Pensa al cambiamento.

Per anni. L’Egitto ha venduto l’outsourcing IT di base. Call center. Inserimento dati. Il gradino più basso della scala globale. Ora puntano più in alto. Molto più in alto.

Semiconduttori. Sistemi integrati. Servizi mobili.

Questi campi richiedono cervelli. Non solo corpi.

Il valore aggiunto locale supera il 90%. È enorme. Ciò significa che il profitto reale rimane in Egitto invece di essere versato ai contabili offshore. Trasforma l’enorme bacino di laureati in ingegneria del paese in una macchina da stampa a valuta forte.

Perché assumere un designer a Dublino? Perché pagare gli stipendi svizzeri per il codice? L’Egitto offre le stesse competenze a una frazione del costo.

“Si tratta di catturare una fetta della fornitura globale di silicio senza scavare una fossa per una fabbrica.”

La Meccanica

A partire dall’anno fiscale 2025/26.

Il quadro cambia.

Niente più indovinelli con sussidi. Gli incentivi si collegano direttamente alla crescita effettiva delle esportazioni. Hai venduto all’estero? Hai assunto localmente? Poi il denaro scorre.

Entro trenta giorni si forma una commissione mista. Gestiscono il lancio. Spuntano le caselle. La trasparenza non è una parola d’ordine qui; è un mandato. Riforme parallele digitalizzano l’intero processo. Licenze più veloci. Meno burocrati che bloccano il percorso.

Ecosistema attuale? Oltre 86 aziende nel settore della progettazione elettronica. Software automobilistico. Hardware complesso. Non è una tabula rasa. È un cluster esistente in cerca di carburante.

Il gioco regionale

Rimpicciolisci.

Tutti inseguono il silicio.

I vicini del Golfo? Stanno lanciando miliardi negli impianti di fabbricazione. Infrastrutture enormi. Sporco. Ad alto capitale. Lento.

L’Egitto dice nah.

Stanno giocando a una favola.

Niente wafer. Nessuna fonderia. Basta progettare. Proprietà intellettuale. Ciò rispecchia ciò che hanno fatto l’Europa dell’Est e l’India con il software. Costruisci cluster. Assumi ingegneri. Lascia che il chip vada da qualche altra parte per essere realizzato.

3,5 miliardi di dollari nella dorsale digitale. Partnership con la Global Semiconductor Alliance. È un perno intelligente. Perché competere con l’Arabia Saudita sulla terraferma? Competi sulle menti.

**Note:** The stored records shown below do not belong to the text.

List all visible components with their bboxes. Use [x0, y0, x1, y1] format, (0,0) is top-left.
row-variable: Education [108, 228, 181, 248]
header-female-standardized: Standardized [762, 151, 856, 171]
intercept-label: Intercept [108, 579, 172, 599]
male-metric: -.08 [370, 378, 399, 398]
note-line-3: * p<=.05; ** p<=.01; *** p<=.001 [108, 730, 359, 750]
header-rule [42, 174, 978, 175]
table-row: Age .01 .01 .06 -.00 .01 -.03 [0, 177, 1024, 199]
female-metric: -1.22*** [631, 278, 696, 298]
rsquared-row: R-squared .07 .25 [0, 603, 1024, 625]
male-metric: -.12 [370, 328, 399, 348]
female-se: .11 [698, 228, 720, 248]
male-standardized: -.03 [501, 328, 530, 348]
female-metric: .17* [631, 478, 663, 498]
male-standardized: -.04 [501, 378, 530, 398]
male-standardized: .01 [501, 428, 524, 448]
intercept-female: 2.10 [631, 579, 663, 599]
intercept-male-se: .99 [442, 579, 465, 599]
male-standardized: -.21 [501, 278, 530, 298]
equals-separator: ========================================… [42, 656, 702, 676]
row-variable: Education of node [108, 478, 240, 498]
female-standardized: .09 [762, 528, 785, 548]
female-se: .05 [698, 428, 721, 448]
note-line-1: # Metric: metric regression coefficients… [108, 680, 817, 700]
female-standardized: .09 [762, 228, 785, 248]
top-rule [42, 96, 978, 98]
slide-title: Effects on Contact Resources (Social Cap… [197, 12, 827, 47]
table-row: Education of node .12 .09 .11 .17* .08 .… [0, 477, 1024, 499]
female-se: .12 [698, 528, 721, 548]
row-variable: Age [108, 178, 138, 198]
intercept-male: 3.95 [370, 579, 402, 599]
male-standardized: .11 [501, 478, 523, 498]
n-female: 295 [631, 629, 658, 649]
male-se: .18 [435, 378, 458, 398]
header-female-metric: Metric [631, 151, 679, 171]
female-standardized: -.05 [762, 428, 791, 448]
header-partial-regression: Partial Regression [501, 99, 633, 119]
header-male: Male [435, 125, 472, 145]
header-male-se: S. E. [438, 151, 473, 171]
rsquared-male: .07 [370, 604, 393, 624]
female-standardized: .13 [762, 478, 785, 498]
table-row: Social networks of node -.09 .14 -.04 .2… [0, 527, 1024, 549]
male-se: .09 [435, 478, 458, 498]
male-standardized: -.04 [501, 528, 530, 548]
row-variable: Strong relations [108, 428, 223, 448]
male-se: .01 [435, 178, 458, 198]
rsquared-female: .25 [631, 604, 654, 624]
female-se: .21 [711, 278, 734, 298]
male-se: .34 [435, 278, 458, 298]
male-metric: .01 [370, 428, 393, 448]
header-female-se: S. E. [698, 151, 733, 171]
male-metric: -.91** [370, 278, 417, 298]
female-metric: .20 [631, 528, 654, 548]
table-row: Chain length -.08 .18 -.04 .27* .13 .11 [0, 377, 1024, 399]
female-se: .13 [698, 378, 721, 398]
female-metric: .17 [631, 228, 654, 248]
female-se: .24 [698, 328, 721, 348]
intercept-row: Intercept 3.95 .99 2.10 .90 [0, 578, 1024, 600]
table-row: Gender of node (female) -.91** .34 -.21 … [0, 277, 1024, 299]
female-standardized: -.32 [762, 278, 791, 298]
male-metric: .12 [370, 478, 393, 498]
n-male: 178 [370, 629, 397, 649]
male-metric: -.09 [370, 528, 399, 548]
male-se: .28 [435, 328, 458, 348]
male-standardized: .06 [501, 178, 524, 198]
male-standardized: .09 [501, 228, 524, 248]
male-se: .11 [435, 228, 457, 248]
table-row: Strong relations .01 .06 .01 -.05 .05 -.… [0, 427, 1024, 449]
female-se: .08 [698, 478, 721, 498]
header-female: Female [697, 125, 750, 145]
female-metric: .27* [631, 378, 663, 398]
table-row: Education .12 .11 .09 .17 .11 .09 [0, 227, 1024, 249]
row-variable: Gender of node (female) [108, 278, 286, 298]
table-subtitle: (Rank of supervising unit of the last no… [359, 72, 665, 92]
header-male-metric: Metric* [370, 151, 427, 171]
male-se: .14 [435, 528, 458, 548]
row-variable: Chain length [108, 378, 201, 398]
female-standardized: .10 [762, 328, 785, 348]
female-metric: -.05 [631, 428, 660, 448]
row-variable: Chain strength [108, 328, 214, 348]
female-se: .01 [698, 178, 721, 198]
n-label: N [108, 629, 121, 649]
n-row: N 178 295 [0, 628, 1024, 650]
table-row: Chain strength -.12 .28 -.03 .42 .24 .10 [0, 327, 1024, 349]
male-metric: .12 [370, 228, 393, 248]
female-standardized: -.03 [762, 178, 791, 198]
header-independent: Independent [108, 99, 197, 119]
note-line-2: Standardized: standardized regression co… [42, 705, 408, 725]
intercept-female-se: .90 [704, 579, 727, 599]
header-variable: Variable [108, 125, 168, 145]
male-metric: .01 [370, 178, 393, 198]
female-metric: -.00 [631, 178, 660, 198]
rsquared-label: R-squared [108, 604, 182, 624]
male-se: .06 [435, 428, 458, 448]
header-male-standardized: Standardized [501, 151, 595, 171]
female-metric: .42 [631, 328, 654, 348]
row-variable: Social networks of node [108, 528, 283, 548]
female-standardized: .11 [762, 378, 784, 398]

La strategia “L’Egitto fa l’elettronica” non è solo uno slogan. È un progetto. Approfondire la ricerca e sviluppo nazionale. Attrarre hub di design stranieri. Trasformare i laureati in ingegneria in risorse globali.

Potrebbe non costruire la prossima megalopoli.

Ma potrebbe semplicemente riscrivere le regole su chi viene pagato per progettare il futuro.